Peter Easton Thread
Peter Easton Thread
Thus, you are introduced (see Nancy's last post) to the famous "Peter Easton Thread," a monument at its time (less than four years ago), excellent and thoughtful arguments.
There are cautions that must now go with the thread, though. In this short period of time, many improvements have occured in all segments of valve replacements.
Results for Ross procedures are now separated by the type of surgery done, as a different method of implantation has proven much more succcessful than the original method whose numbers were still in use then.
Mechanical valves have improved in terms of hemodynamics, with better bloodflows, less damage to blood cells (hemolysis), even lower clotting potential for some types. Actual mechanical failures of mechanical valves are extremely rare now.
Xenograft (a.k.a. biological) valves have improved immensely, with major preservation and anticalcification improvement introductions, even in the last eighteen months.
While these changes are for the good, they do change the essential balance of the equations so carefully considered then as they are now.

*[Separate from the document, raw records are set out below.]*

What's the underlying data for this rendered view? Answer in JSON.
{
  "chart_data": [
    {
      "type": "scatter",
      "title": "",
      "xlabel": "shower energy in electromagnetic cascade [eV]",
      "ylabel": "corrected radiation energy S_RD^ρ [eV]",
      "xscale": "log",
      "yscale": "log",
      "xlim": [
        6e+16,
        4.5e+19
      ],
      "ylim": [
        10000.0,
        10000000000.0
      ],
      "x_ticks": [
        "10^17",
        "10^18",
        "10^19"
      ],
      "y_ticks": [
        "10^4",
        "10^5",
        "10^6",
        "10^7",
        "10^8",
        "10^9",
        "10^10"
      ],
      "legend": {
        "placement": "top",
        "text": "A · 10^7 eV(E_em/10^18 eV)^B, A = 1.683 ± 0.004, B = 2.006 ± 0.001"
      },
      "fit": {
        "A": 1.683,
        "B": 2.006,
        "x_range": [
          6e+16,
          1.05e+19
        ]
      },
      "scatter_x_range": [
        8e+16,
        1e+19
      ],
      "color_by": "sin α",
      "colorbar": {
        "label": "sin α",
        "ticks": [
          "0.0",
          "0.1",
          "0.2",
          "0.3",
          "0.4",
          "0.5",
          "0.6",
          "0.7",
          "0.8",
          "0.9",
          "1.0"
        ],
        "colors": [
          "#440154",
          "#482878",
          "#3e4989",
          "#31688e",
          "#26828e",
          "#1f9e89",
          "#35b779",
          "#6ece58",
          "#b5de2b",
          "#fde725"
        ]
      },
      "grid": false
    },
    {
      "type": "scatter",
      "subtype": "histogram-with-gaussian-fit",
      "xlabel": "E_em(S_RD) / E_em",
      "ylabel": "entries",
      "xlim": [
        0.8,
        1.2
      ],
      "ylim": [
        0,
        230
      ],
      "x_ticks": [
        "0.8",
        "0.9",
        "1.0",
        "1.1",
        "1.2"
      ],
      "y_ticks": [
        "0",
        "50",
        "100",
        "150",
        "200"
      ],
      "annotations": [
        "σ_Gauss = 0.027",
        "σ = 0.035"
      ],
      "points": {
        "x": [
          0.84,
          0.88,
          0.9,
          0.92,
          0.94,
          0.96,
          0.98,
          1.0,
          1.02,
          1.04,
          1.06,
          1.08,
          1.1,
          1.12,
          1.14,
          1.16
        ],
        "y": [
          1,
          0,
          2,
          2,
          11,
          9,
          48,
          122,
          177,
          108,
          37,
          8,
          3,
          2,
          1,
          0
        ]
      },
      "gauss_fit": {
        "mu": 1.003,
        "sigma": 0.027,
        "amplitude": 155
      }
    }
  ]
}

For example, the figures given for mechanical valve/Anticoagulation Therapy (ACT) morbidity in the article in the link given by Peter ( http://www.hsforum.com/stories/storyReader$1472 ) are 4% - 8%. I doubt you'd get much agreement with those figures now. You're likely to get more concurrence when you describe a combined mechanical valve/ACT rate somewhere in the 2% - 4% level, depending on how the figures are compiled.
The rate is combined mortality, mostly from thromboses thrown by the mechanical valve despite warfarin therapy and from bleeding events attributed to warfarin therapy. This is one of the reasons that it is improper - although we frequently do it - to focus on the Coumadin end of the equation, when more than half of the problems are actually due to what happens in spite of the warfarin, rather than because of it.
But this, too, is changing, because of apparently lower surface reactivity and design improvements in some new models of mechanical valves (e.g. the On-X). These improvements are not in the numbers yet. Plus, we will begin to see a new series of statistics begin to show. While traditionally staged to a younger age group for avoidance of reoperations, mechanical valves have been so viable in patients that we will see the general population of mechanical valvers age significantly over the next decade. This is good, inthat it means that these people are a living success story. But it will change some numbers and comparisons, particularly in relation to biologicals, which have traditionally been placed in an older population.
Xenografts are generally described in the Easton thread as showing significant deterioration at the ten-year mark. That research data was actually old even then, and is no longer the case (with the probable exception of younger patients, for whom we still await documentation). Even the previous version of the bovine valve has a track record that averages its useful life at 18-22 years, and the top porcines at 15-18 years.
So, take in the sense of the thread, but be cautious of the numbers.
It seems as if every time we turn a page or click on a link, something new is being added to the valve replacement lexicon, something has been substantially improved, or something has been obviated. Because of the nature and rapidity of these changes, our discourse here today on valve choices, as earnest, heartfelt, hopefully accurate, and truly necessary as it is, will likely be just so much heat on the page in only a few years.
And then we'll do it all over again.